時に緩やかに、時に激烈にと緩急をつけながら迸る激情と衝動を叩きつけ荒れ狂う怒涛のドラム(ヤケッパチ感のあるデストラクティブなシンバルがツボ)に乗せ、ジリジリとノイジーでありつつも、ジワリと温かな湿り気と柔らかな肌触りとを感じさせる木目調サウンドディストーションギターが、ノルディックな荘厳さとヒーゼンなメランコリーとが高次元で融合された叙情トレモロを掻き鳴らし、荘厳で神秘的・幻想的なアトモスフェリックKeyが深遠かつ厳かに響き渡る。そうして作り上げられた崇高かつ壮麗・壮大なサウンドスケープの中で、気が触れたかのように歪んだ凄絶なデススクリームがヒステリックに喚き叫び散らす
4曲50分と相変わらずの大作路線だが、基本ファストかつハイテンション、ドラスティックかつドラマティックに展開していくため、冗長さは微塵も感じられない。
なんといっても、大幅に温かみを増し、牧歌的とすら表現できそうなアコースティック感のあるディストーションギターをはじめとした繊細かつ豪快なプロダクションが素晴らしいことこの上なく、クリアで音圧のある完璧なサウンドが構築されている。ビンテージものの機材を使って収録されたということであり、彼らのこだわりが見事に結実していると言えるだろう。
その紡ぎだされるメロディは旧き良き初期ノルウェー(特にBurzum)に根幹を持ちつつも、シューゲイザー系に通ずる優しく儚い叙情と、AgallochOctober Fallsのような自然的情緒を感じさせ、郷愁の念を感じずにはいられない。絶妙に楽曲に絡む腐葉土を踏み分けて木々の間を歩くような素朴なアコギがさらにその点を強化している。また大自然への畏怖と敬意を湛えたまばゆく神々しいKeyも存在感抜群。
Nathan Weaverの鬼気迫る凄まじい絶叫も相変わらず素晴らしいの一言。この全てに噛みつきズタズタに切り裂かんとする憎悪に満ちた発狂っぷりがたまらない。個人的に今一番かっこいいヴォーカリストの一人だと思います。

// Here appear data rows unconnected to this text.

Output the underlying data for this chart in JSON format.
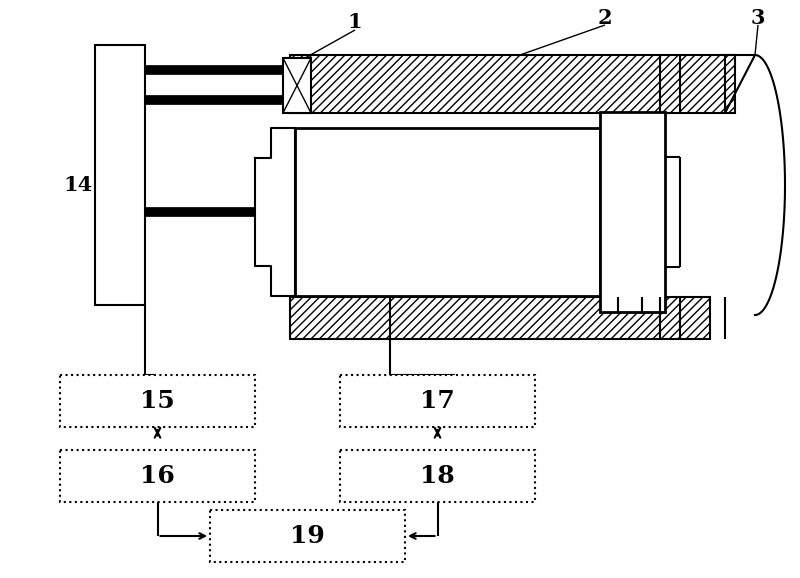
{
  "bg_color": "#ffffff",
  "lc": "#000000",
  "figsize": [
    8.0,
    5.78
  ],
  "dpi": 100
}
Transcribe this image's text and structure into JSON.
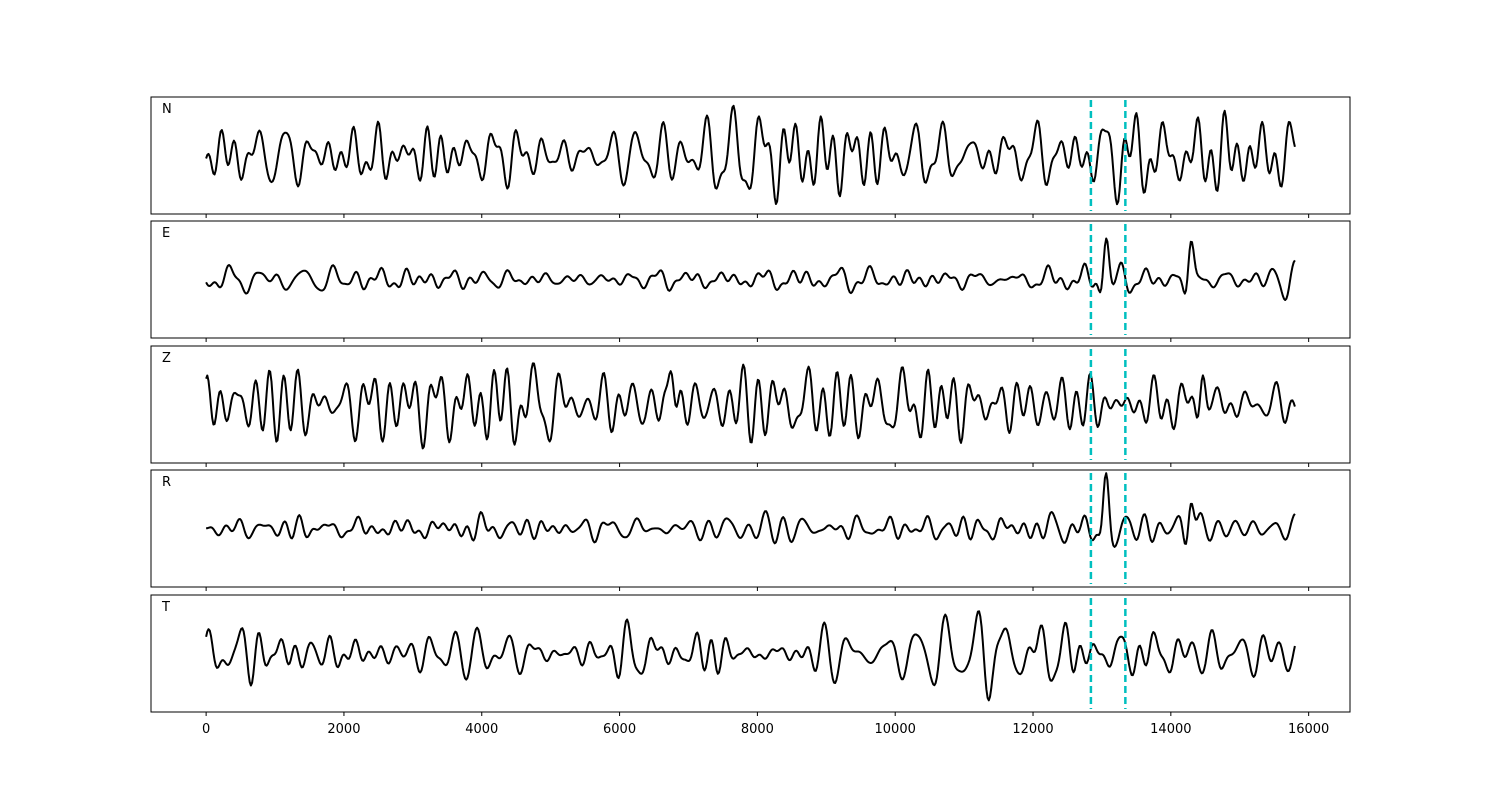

EP[Malevolent Grain]も同様の作風だが、#1では轟音シューゲイズチックな曲(Amesoeursっぽい)かつ妖艶な女性がメインヴォーカルとなっている点がフォーカスポイント。#2も含めアルバムとなんら遜色がない素晴らしい出来。


というわけで、ブラックメタル史に燦然と名を刻むであろう大名盤
オーセンティックなブラックメタルの影響を正しく受けつつ、さらに新時代へと踏み出したこのWolves in the Throne Roomの寒々しくも温かいノスタルジックなサウンドは他の追随を許さない極みへと昇りつめてしまった感がある。その高い演奏力や緊張感のある作曲センス、農耕系ステートメントを含めた揺るぎないオリジナリティと、ブラックメタルシーン以外からの指示を受けていることも至極当然と言える。
前作までを気に入った人なら楽しめること間違いなし。
期待値がかなり高かったにも関わらず、その期待をさらにとび越え骨の髄から気に入ってしまった次第。EPもすばらしいので、買うなら国内盤推奨。
問答無用で爆裂おすすめ!!


・Official SiteアメリカではかのトレモロフェチブラックKralliceと一緒にツアー回ったりしてるらしい。なんといううらやま>>アメリカ人。超見たい。